Pena – detenção, de 3 (três) meses a 1 (um) ano, e multa, além da pena correspondente à violência.

Disposições comuns

Art. 141 – As penas cominadas neste Capítulo aumentam-se de um terço, se qualquer dos crimes é cometido:

I – contra o Presidente da República, ou contra chefe de governo estrangeiro;

II – contra funcionário público, em razão de suas funções;

III – na presença de várias pessoas, ou por meio que facilite a divulgação da calúnia, da difamação ou da injúria.

Parágrafo único – Se o crime é cometido mediante paga ou promessa de recompensa, aplica-se a pena em dobro.

Exclusão do crime

Art. 142 – Não constituem injúria ou difamação punível:

I – a ofensa irrogada em juízo, na discussão da causa, pela parte ou por seu procurador;

II – a opinião desfavorável da crítica literária, artística ou científica, salvo quando inequívoca a intenção de injuriar ou difamar;

III – o conceito desfavorável emitido por funcionário público, em apreciação ou que preste no cumprimento de dever do ofício.

Parágrafo único – Nos casos dos ns. I e III, responde pela injúria ou pela difamação quem lhe dá publicidade.

Retratação

Art. 143 – O querelado que, antes da sentença, se retrata cabalmente da calúnia ou da difamação, fica isento de pena.
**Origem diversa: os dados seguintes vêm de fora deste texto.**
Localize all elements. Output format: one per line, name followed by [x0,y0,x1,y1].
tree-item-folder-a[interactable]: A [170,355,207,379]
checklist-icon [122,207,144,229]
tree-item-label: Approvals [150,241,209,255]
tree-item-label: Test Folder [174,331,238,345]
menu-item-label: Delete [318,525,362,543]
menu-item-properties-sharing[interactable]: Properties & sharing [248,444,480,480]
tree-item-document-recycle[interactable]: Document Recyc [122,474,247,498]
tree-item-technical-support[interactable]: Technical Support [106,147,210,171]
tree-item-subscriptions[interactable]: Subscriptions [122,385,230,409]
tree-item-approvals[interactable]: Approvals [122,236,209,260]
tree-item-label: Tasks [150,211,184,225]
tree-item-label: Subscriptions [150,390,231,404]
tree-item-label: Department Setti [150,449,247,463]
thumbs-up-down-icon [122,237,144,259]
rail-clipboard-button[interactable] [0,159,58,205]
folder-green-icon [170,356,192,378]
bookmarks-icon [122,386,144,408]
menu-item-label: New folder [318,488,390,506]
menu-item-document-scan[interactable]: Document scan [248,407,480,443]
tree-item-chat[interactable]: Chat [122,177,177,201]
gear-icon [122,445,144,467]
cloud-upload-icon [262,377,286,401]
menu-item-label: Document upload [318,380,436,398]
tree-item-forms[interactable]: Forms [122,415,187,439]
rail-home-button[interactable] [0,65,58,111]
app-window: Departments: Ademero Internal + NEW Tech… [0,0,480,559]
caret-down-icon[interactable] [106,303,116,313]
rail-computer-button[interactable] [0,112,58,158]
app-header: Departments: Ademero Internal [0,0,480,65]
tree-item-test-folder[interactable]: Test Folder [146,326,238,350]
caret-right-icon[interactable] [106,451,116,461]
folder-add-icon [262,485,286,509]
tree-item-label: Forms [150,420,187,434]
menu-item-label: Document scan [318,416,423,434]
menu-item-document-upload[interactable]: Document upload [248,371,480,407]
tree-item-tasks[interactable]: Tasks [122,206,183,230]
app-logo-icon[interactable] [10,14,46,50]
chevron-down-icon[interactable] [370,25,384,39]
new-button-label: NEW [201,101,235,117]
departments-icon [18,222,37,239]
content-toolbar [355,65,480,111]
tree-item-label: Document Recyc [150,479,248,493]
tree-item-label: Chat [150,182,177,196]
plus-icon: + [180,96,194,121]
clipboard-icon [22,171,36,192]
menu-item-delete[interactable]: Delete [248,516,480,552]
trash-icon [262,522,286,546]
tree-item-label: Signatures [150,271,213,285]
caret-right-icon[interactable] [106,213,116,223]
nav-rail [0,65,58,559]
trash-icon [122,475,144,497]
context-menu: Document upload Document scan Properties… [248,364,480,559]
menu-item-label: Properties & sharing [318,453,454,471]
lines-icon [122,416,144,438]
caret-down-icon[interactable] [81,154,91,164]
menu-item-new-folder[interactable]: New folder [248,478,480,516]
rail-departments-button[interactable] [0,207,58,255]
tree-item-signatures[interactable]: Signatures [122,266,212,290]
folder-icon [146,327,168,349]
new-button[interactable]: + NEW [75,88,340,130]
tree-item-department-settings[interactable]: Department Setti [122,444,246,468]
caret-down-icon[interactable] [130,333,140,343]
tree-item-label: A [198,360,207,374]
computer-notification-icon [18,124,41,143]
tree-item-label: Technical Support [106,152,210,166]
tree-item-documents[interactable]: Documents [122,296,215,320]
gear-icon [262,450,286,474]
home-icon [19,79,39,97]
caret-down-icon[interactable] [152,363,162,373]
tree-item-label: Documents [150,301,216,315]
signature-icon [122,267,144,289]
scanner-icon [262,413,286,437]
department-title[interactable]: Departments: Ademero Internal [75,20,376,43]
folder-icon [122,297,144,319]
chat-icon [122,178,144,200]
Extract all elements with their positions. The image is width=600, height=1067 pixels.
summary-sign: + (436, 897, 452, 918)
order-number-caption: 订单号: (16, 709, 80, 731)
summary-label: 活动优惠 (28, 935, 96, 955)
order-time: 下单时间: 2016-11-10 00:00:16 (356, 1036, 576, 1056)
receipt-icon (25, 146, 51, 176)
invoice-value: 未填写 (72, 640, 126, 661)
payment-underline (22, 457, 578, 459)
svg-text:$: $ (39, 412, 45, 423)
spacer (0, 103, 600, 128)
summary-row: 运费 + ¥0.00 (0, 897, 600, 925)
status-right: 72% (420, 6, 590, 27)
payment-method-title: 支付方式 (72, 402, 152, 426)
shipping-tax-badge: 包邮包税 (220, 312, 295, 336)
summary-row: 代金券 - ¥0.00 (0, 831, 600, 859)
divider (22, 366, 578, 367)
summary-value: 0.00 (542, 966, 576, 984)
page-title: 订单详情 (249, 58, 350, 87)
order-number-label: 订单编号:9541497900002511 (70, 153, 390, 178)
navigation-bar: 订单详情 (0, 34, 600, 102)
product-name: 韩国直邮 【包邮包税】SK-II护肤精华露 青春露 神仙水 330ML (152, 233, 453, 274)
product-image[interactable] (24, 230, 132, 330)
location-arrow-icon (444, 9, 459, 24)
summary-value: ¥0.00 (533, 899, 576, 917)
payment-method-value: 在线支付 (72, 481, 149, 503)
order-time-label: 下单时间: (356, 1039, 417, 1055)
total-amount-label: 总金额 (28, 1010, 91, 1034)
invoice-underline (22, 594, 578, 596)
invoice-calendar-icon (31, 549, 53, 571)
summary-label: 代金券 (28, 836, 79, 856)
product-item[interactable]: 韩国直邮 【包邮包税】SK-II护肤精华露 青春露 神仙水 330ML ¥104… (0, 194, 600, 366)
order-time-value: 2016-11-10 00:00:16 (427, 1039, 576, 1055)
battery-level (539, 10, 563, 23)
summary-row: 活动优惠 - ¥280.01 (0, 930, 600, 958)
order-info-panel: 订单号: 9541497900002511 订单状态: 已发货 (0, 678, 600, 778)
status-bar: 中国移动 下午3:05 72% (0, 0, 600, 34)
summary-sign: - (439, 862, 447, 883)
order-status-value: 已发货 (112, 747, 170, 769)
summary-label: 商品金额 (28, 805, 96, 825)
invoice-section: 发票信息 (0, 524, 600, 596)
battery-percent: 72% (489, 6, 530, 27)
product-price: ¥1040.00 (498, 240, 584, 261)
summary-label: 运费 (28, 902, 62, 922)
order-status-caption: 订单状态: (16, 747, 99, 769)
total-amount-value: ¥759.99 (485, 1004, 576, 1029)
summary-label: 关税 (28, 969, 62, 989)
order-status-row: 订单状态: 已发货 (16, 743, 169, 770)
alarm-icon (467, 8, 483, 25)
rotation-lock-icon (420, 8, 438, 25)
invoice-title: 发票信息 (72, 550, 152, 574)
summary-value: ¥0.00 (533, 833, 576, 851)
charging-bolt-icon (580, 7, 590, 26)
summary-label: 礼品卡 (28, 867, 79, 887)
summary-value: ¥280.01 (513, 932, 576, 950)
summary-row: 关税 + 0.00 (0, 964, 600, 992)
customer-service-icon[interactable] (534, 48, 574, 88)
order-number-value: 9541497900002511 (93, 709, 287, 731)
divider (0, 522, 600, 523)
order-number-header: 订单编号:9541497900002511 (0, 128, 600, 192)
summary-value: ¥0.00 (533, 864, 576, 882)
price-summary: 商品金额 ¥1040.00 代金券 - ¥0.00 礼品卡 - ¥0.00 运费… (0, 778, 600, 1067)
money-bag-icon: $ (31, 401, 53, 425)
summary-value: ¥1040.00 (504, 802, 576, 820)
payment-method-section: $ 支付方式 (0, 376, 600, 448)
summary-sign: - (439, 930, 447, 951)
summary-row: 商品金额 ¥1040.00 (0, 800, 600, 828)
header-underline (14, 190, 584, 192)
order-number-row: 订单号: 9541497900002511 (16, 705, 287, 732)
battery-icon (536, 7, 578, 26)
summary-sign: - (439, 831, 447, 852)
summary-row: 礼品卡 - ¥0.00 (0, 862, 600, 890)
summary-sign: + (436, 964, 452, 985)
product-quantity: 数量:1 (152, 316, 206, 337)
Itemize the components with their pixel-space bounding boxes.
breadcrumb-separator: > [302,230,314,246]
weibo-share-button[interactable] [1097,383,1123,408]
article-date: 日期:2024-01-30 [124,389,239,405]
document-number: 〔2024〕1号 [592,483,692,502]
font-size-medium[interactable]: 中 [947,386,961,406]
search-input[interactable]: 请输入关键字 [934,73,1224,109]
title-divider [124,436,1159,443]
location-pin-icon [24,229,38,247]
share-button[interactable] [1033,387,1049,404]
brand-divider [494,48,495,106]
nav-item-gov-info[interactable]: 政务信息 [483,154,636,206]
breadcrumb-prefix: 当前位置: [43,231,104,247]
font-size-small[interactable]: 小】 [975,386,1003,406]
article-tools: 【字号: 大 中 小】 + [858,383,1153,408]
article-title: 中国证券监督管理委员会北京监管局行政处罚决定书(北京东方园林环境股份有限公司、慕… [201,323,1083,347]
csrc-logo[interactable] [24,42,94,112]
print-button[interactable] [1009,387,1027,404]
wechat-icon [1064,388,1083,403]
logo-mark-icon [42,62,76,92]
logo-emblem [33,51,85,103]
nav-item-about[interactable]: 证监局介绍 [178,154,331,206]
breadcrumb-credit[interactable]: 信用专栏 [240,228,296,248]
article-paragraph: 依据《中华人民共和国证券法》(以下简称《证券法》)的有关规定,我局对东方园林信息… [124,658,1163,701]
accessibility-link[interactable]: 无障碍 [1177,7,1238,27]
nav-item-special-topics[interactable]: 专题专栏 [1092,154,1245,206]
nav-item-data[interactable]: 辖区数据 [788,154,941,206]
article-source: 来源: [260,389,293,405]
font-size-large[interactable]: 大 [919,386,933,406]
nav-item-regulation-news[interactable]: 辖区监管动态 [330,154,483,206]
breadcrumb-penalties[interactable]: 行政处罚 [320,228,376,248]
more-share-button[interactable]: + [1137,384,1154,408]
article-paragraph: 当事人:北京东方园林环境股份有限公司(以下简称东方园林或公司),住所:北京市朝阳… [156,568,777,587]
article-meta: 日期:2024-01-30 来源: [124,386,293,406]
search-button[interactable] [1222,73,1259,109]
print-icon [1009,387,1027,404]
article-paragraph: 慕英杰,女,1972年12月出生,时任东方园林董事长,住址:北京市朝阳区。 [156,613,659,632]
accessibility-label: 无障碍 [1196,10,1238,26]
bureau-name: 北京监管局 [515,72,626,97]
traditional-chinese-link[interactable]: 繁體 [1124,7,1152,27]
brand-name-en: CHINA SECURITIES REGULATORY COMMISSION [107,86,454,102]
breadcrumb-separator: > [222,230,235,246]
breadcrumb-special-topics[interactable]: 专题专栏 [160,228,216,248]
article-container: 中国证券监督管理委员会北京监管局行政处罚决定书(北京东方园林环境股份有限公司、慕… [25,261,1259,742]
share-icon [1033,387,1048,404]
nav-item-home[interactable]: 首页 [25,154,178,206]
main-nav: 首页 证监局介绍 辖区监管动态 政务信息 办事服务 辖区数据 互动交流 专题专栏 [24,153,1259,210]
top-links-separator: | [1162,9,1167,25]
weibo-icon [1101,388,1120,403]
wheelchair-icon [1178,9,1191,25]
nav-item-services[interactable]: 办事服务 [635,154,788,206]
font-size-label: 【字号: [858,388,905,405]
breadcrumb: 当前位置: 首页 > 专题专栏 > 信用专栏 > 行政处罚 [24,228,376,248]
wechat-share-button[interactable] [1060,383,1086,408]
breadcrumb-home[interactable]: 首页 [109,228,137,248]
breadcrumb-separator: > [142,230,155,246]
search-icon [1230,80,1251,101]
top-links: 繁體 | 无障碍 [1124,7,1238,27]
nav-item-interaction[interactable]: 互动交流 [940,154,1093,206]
Art. 144 – Se, de referências, alusões ou frases, se infere calúnia, difamação ou injúria, quem se julga ofendido pode pedir explicações em juízo. Aquele que se recusa a dá-las ou, a critério do juiz, não as dá satisfatórias, responde pela ofensa.

Art. 145 – Nos crimes previstos neste Capítulo somente se procede mediante queixa, salvo quando, no caso do art. 140, § 2º, da violência resulta lesão corporal.

Parágrafo único – Procede-se mediante requisição do Ministro da Justiça, no caso do n.º I do

Art. 141, e mediante representação do ofendido, no caso do n.º II do mesmo artigo.

Uma vez esclarecidos os pontos que se encontram no CPP, passemos para os fatos e a realidade. “Mariazinha” foi caluniada, pois sua reputação é impecável perante a sociedade, sempre foi uma “boa moça” e não é conhecida por ninguém como, de acordo com o e-mail apresentado acima, “vagabunda”, “safada” ou ”fútil”. Ela é, ao contrário, considerada pela sociedade como um modelo de mulher correta e de bem.

A calunia ocorre bem próximo, ou em conjunto com, a difamação, pois a calunia desacredita alguém publicamente ao atingir sua honra com fatos que não correspondem com a verdade. A difamação se distingue da injúria, pois a primeira é a imputação à alguém de fato determinado, ofensivo à sua reputação – honra objetiva – , e se consuma quando um terceiro toma do fato; diferentemente da segunda, em que não se imputa fato, mas qualidade negativa, que ofende a dignidade ou o decoro de alguém – honra subjetiva -, além de se consumar com o simples conhecimento da vítima.

Abaixo encontra-se a descrição do que há em comum entre as três modalidades de crime contra a honra:

a) a possibilidade de pedido de explicações;

Ou seja, ficando a vítima em dúvida acerca de ter sido ou não ofendida, ou sobre qual o real significado do que contra ela foi dito, ela poderá fazer um requerimento ao juiz, que mandará notificar o autor da imputação a ser esclarecida. Com ou sem resposta, o juiz entregará os autos ao requerente, de maneira que, se após isso a vítima ingressar com queixa, o juiz analisará o recebimento ou rejeição da mesma, levando em consideração as explicações dadas.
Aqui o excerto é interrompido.